< Job 7 >

1 Is there not a limited time of service to a mortal upon the earth? Are not his days also like the days of a hired laborer?
[Is there] not an appointed time to man upon earth? [are not] his days also like the days of an hireling?
2 As a servant eagerly longeth for the shadow, and as a hired laborer hopeth for his reward:
As a servant earnestly desireth the shadow, and as an hireling looketh for [the reward of] his work:
3 So was I compelled to possess months of vanity, and nights of trouble were counted out unto me.
So am I made to possess months of vanity, and wearisome nights are appointed to me.
4 When I He down, I say, When shall I arise, and the night be gone? and I am wearied with tossings about till the dawn of day.
When I lie down, I say, When shall I arise, and the night be gone? and I am full of tossings to and fro unto the dawning of the day.
5 My flesh is covered with worms and clods of dust: my skin is burst open, and become loathsome.
My flesh is clothed with worms and clods of dust; my skin is broken, and become loathsome.
6 My days hasten away more swiftly than a weaver's shuttle, and they come to an end in the absence of hope.
My days are swifter than a weaver’s shuttle, and are spent without hope.
7 Oh remember that nothing but a breath is my life; that my eye will not again see happiness;
O remember that my life [is] wind: mine eye shall no more see good.
8 The eye of him that seeth me now will not behold me again: [thou fixest] thy eyes upon me, and I am no more.
The eye of him that hath seen me shall see me no [more: ] thine eyes [are] upon me, and I [am] not.
9 As the cloud vanisheth and passeth away: so will he that goeth down to the nether world not come up again. (Sheol h7585)
[As] the cloud is consumed and vanisheth away: so he that goeth down to the grave shall come up no [more]. (Sheol h7585)
10 He will return no more to his house, and his place will not recognize him any more.
He shall return no more to his house, neither shall his place know him any more.
11 Therefore will I also not restrain my mouth: I will speak in the anguish of my spirit: I will complain in the bitterness of my soul.
Therefore I will not refrain my mouth; I will speak in the anguish of my spirit; I will complain in the bitterness of my soul.
12 Am I a sea, or a monster, that thou settest a watch over me?
[Am] I a sea, or a whale, that thou settest a watch over me?
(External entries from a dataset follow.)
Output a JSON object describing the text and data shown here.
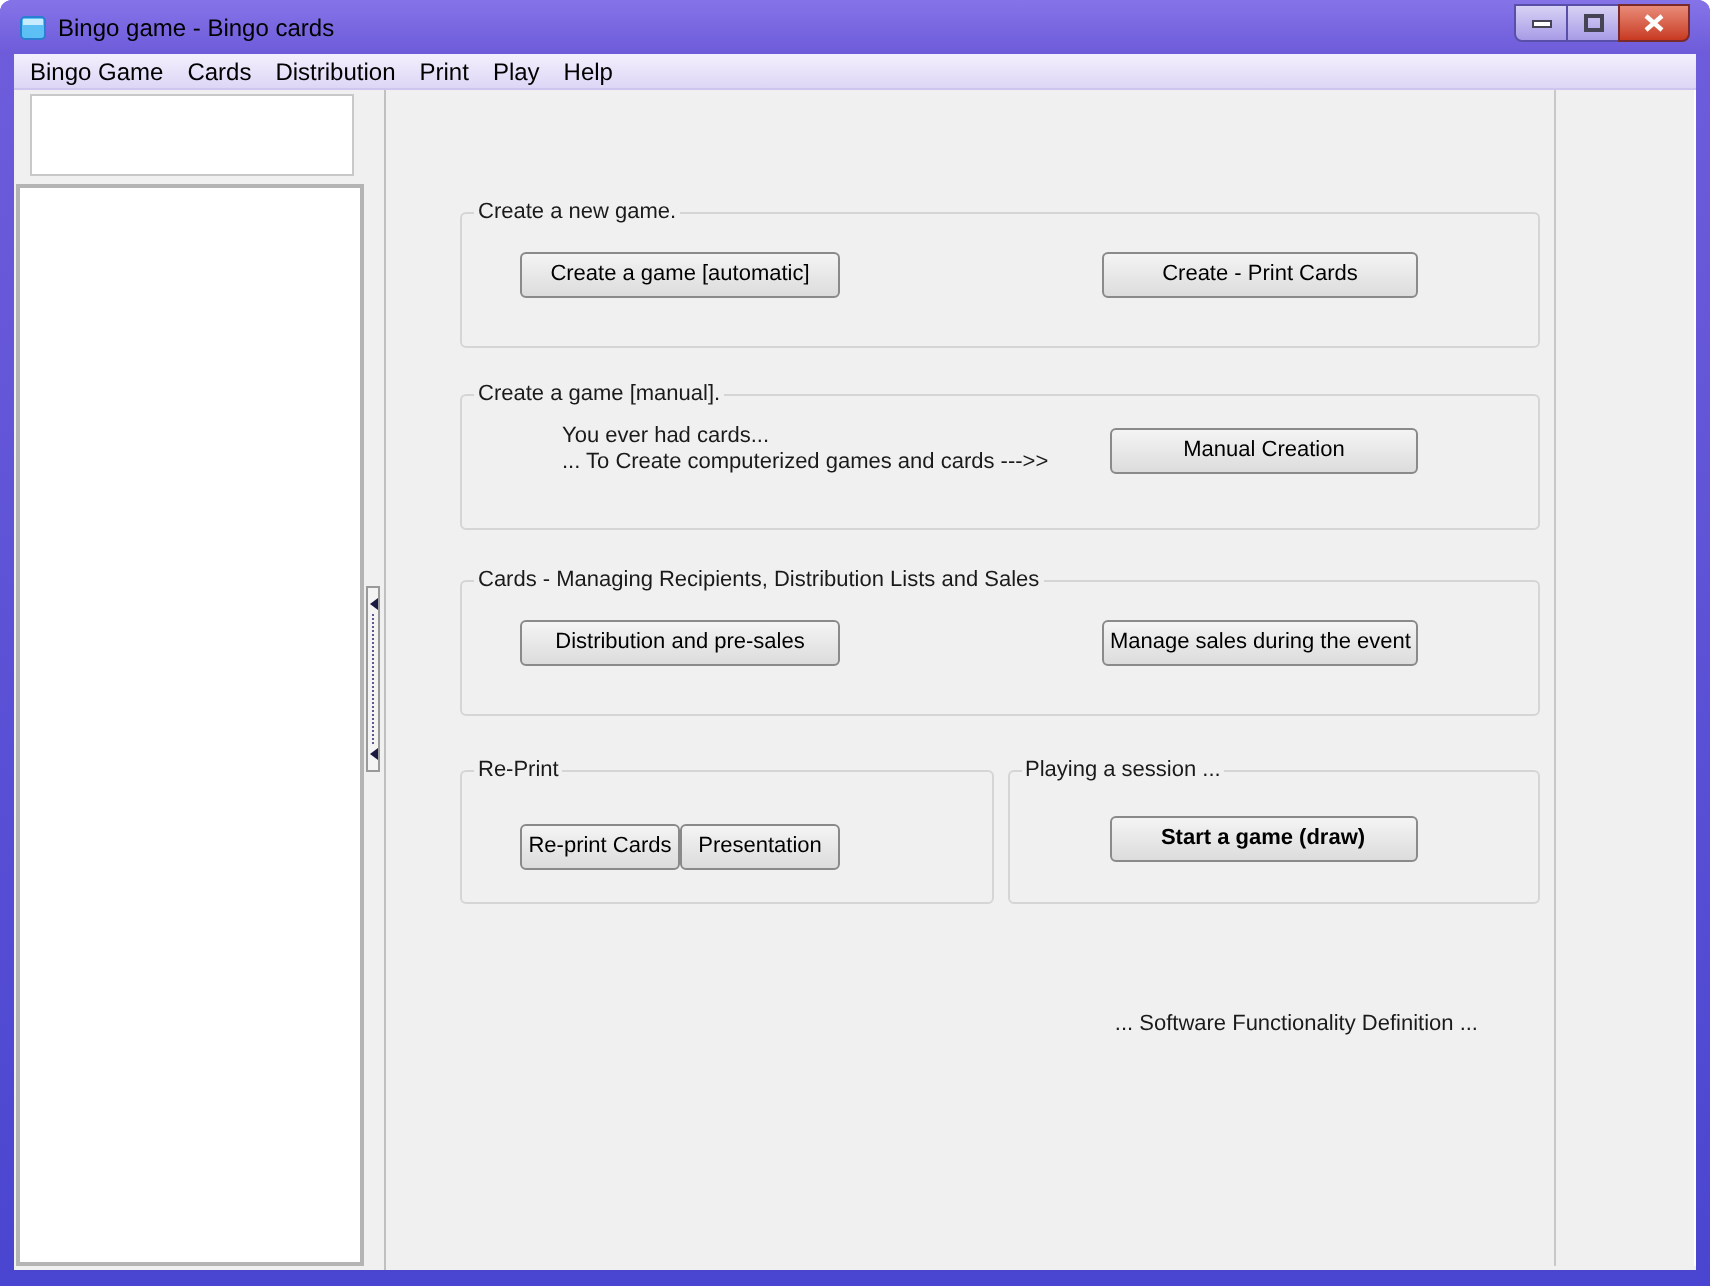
{
  "window": {
    "title": "Bingo game - Bingo cards"
  },
  "menu": [
    {
      "label": "Bingo Game"
    },
    {
      "label": "Cards"
    },
    {
      "label": "Distribution"
    },
    {
      "label": "Print"
    },
    {
      "label": "Play"
    },
    {
      "label": "Help"
    }
  ],
  "groups": [
    {
      "kind": "two_buttons",
      "title": "Create a new game.",
      "buttons": [
        {
          "label": "Create a game [automatic]",
          "default": false
        },
        {
          "label": "Create - Print Cards",
          "default": false
        }
      ]
    },
    {
      "kind": "text_and_button",
      "title": "Create a game [manual].",
      "lines": [
        "You ever had cards...",
        "... To Create computerized games and cards --->>"
      ],
      "buttons": [
        {
          "label": "Manual Creation",
          "default": false
        }
      ]
    },
    {
      "kind": "two_buttons",
      "title": "Cards - Managing Recipients, Distribution Lists and Sales",
      "buttons": [
        {
          "label": "Distribution and pre-sales",
          "default": false
        },
        {
          "label": "Manage sales during the event",
          "default": false
        }
      ]
    }
  ],
  "bottom_groups": [
    {
      "kind": "button_strip",
      "title": "Re-Print",
      "buttons": [
        {
          "label": "Re-print Cards",
          "default": false
        },
        {
          "label": "Presentation",
          "default": false
        }
      ]
    },
    {
      "kind": "single_button",
      "title": "Playing a session ...",
      "buttons": [
        {
          "label": "Start a game (draw)",
          "default": true
        }
      ]
    }
  ],
  "footer": "... Software Functionality Definition ..."
}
13 For should I say, My bed shall comfort me, my couch shall help me bear my complaint:
When I say, My bed shall comfort me, my couch shall ease my complaint;
14 Then wouldst thou frighten me with dreams, and with visions wouldst thou terrify me;
Then thou scarest me with dreams, and terrifiest me through visions:
15 So that my soul would choose strangling, death rather than these limbs of mine.
So that my soul chooseth strangling, [and] death rather than my life.
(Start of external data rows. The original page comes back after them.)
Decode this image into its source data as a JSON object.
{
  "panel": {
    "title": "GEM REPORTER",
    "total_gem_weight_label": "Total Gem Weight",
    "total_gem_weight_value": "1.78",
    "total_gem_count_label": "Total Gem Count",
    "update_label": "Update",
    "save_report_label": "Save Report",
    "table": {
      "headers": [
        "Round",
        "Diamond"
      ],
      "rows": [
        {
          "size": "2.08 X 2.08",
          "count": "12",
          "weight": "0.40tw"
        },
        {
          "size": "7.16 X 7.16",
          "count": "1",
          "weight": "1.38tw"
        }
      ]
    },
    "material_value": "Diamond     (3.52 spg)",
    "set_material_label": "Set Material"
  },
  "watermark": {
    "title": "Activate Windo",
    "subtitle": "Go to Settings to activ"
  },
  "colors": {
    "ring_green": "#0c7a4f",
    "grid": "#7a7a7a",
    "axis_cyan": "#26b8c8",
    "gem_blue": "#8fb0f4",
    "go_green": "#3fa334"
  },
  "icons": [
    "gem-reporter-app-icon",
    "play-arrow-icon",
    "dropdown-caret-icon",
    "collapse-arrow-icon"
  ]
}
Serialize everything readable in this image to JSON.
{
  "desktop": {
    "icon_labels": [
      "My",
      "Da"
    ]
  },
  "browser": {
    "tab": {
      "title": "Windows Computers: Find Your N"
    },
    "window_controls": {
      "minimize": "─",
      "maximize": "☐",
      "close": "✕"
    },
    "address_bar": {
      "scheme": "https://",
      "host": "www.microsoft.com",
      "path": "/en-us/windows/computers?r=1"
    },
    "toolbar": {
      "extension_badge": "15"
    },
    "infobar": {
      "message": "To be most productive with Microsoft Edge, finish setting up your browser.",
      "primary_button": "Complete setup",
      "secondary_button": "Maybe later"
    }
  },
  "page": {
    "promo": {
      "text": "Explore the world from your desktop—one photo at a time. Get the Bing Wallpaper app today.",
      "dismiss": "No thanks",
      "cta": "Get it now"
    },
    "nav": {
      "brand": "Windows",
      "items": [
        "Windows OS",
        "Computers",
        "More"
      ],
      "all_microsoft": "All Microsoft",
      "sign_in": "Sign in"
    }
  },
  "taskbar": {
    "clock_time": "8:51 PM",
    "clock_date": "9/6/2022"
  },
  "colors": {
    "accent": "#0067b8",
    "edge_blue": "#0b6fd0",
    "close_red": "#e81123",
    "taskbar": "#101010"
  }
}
16 I loathe it; I cannot live for ever: let me alone; for my days are but nought.
I loathe [it; ] I would not live alway: let me alone; for my days [are] vanity.
17 What is the mortal, that thou shouldst make him great? and that thou shouldst direct thy heart toward him?
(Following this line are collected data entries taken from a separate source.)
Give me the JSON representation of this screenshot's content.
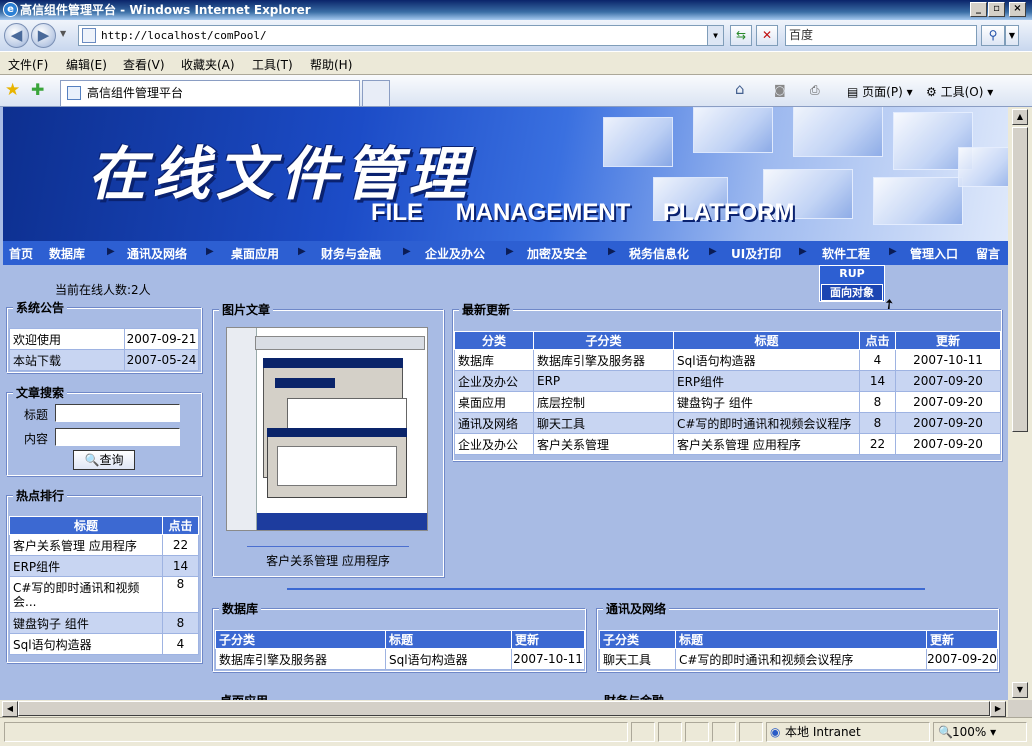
{
  "window": {
    "title": "高信组件管理平台 - Windows Internet Explorer"
  },
  "address": {
    "url": "http://localhost/comPool/",
    "search_placeholder": "百度"
  },
  "menu": [
    "文件(F)",
    "编辑(E)",
    "查看(V)",
    "收藏夹(A)",
    "工具(T)",
    "帮助(H)"
  ],
  "tab": {
    "title": "高信组件管理平台"
  },
  "toolbar": {
    "page": "页面(P)",
    "tools": "工具(O)"
  },
  "banner": {
    "title_cn": "在线文件管理",
    "title_en": "FILE MANAGEMENT PLATFORM"
  },
  "nav": [
    "首页",
    "数据库",
    "通讯及网络",
    "桌面应用",
    "财务与金融",
    "企业及办公",
    "加密及安全",
    "税务信息化",
    "UI及打印",
    "软件工程",
    "管理入口",
    "留言"
  ],
  "dropdown": [
    "RUP",
    "面向对象"
  ],
  "online": "当前在线人数:2人",
  "announce": {
    "legend": "系统公告",
    "rows": [
      [
        "欢迎使用",
        "2007-09-21"
      ],
      [
        "本站下载",
        "2007-05-24"
      ]
    ]
  },
  "search": {
    "legend": "文章搜索",
    "title_label": "标题",
    "content_label": "内容",
    "button": "查询"
  },
  "hot": {
    "legend": "热点排行",
    "headers": [
      "标题",
      "点击"
    ],
    "rows": [
      [
        "客户关系管理 应用程序",
        "22"
      ],
      [
        "ERP组件",
        "14"
      ],
      [
        "C#写的即时通讯和视频会...",
        "8"
      ],
      [
        "键盘钩子 组件",
        "8"
      ],
      [
        "Sql语句构造器",
        "4"
      ]
    ]
  },
  "picture": {
    "legend": "图片文章",
    "caption": "客户关系管理 应用程序"
  },
  "latest": {
    "legend": "最新更新",
    "headers": [
      "分类",
      "子分类",
      "标题",
      "点击",
      "更新"
    ],
    "rows": [
      [
        "数据库",
        "数据库引擎及服务器",
        "Sql语句构造器",
        "4",
        "2007-10-11"
      ],
      [
        "企业及办公",
        "ERP",
        "ERP组件",
        "14",
        "2007-09-20"
      ],
      [
        "桌面应用",
        "底层控制",
        "键盘钩子 组件",
        "8",
        "2007-09-20"
      ],
      [
        "通讯及网络",
        "聊天工具",
        "C#写的即时通讯和视频会议程序",
        "8",
        "2007-09-20"
      ],
      [
        "企业及办公",
        "客户关系管理",
        "客户关系管理 应用程序",
        "22",
        "2007-09-20"
      ]
    ]
  },
  "db": {
    "legend": "数据库",
    "headers": [
      "子分类",
      "标题",
      "更新"
    ],
    "rows": [
      [
        "数据库引擎及服务器",
        "Sql语句构造器",
        "2007-10-11"
      ]
    ]
  },
  "comm": {
    "legend": "通讯及网络",
    "headers": [
      "子分类",
      "标题",
      "更新"
    ],
    "rows": [
      [
        "聊天工具",
        "C#写的即时通讯和视频会议程序",
        "2007-09-20"
      ]
    ]
  },
  "more": [
    "桌面应用",
    "财务与金融"
  ],
  "status": {
    "zone": "本地 Intranet",
    "zoom": "100%"
  }
}
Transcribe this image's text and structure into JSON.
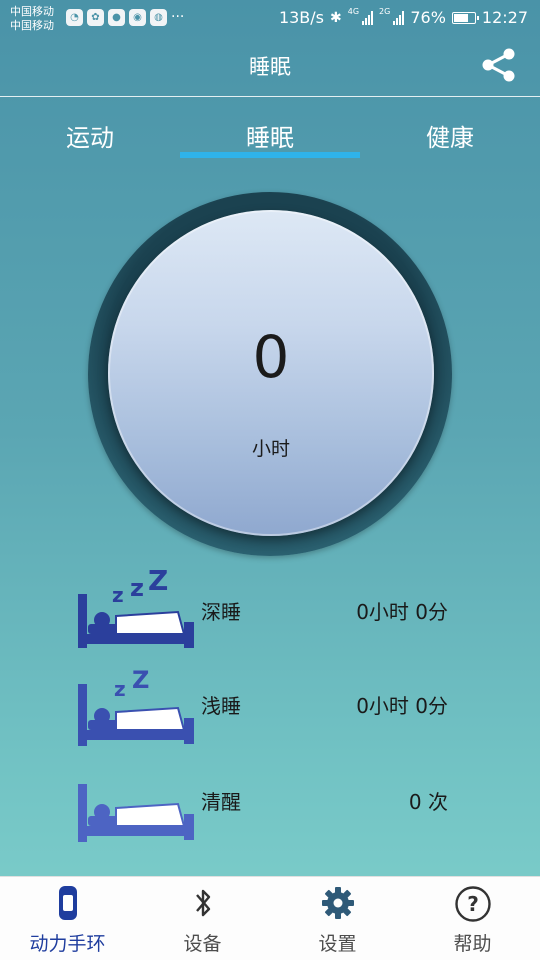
{
  "status_bar": {
    "carrier_1": "中国移动",
    "carrier_2": "中国移动",
    "notification_icons": [
      "wifi-icon",
      "app-icon",
      "location-icon",
      "app-icon",
      "wechat-icon"
    ],
    "more": "···",
    "net_speed": "13B/s",
    "sig_tag_1": "4G",
    "sig_tag_2": "2G",
    "battery": "76%",
    "battery_level": 0.76,
    "time": "12:27"
  },
  "header": {
    "title": "睡眠",
    "share_icon": "share-icon"
  },
  "tabs": {
    "items": [
      {
        "label": "运动"
      },
      {
        "label": "睡眠"
      },
      {
        "label": "健康"
      }
    ],
    "active_index": 1
  },
  "dial": {
    "value": "0",
    "unit": "小时"
  },
  "sleep_rows": [
    {
      "icon": "deep-sleep-icon",
      "label": "深睡",
      "value": "0小时 0分"
    },
    {
      "icon": "light-sleep-icon",
      "label": "浅睡",
      "value": "0小时 0分"
    },
    {
      "icon": "awake-icon",
      "label": "清醒",
      "value": "0 次"
    }
  ],
  "bottom_nav": {
    "items": [
      {
        "icon": "band-icon",
        "label": "动力手环"
      },
      {
        "icon": "bluetooth-icon",
        "label": "设备"
      },
      {
        "icon": "gear-icon",
        "label": "设置"
      },
      {
        "icon": "help-icon",
        "label": "帮助"
      }
    ],
    "active_index": 0
  },
  "colors": {
    "accent": "#2fb3ea",
    "nav_active": "#1f3d9e",
    "bed_icon": "#2b3f9c"
  }
}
What [is] man, that thou shouldest magnify him? and that thou shouldest set thine heart upon him?
18 And that thou shouldst visit him every morning, probe him every moment?
And [that] thou shouldest visit him every morning, [and] try him every moment?
19 How long wilt thou not turn thy regard from me, nor let; me loose till I swallow down my spittle?
How long wilt thou not depart from me, nor let me alone till I swallow down my spittle?
20 If I have sinned, what [injury] can I cause unto thee, O thou Guardian of men? why hast thou set me as an object for thee to strike at, so that I am become a burden to myself?
I have sinned; what shall I do unto thee, O thou preserver of men? why hast thou set me as a mark against thee, so that I am a burden to myself?
21 And why wilt thou not forgive my transgression, and let my iniquity pass away? for soon must I lie down in the dust; and thou wilt seek for me, but I shall be no more.
And why dost thou not pardon my transgression, and take away mine iniquity? for now shall I sleep in the dust; and thou shalt seek me in the morning, but I [shall] not [be].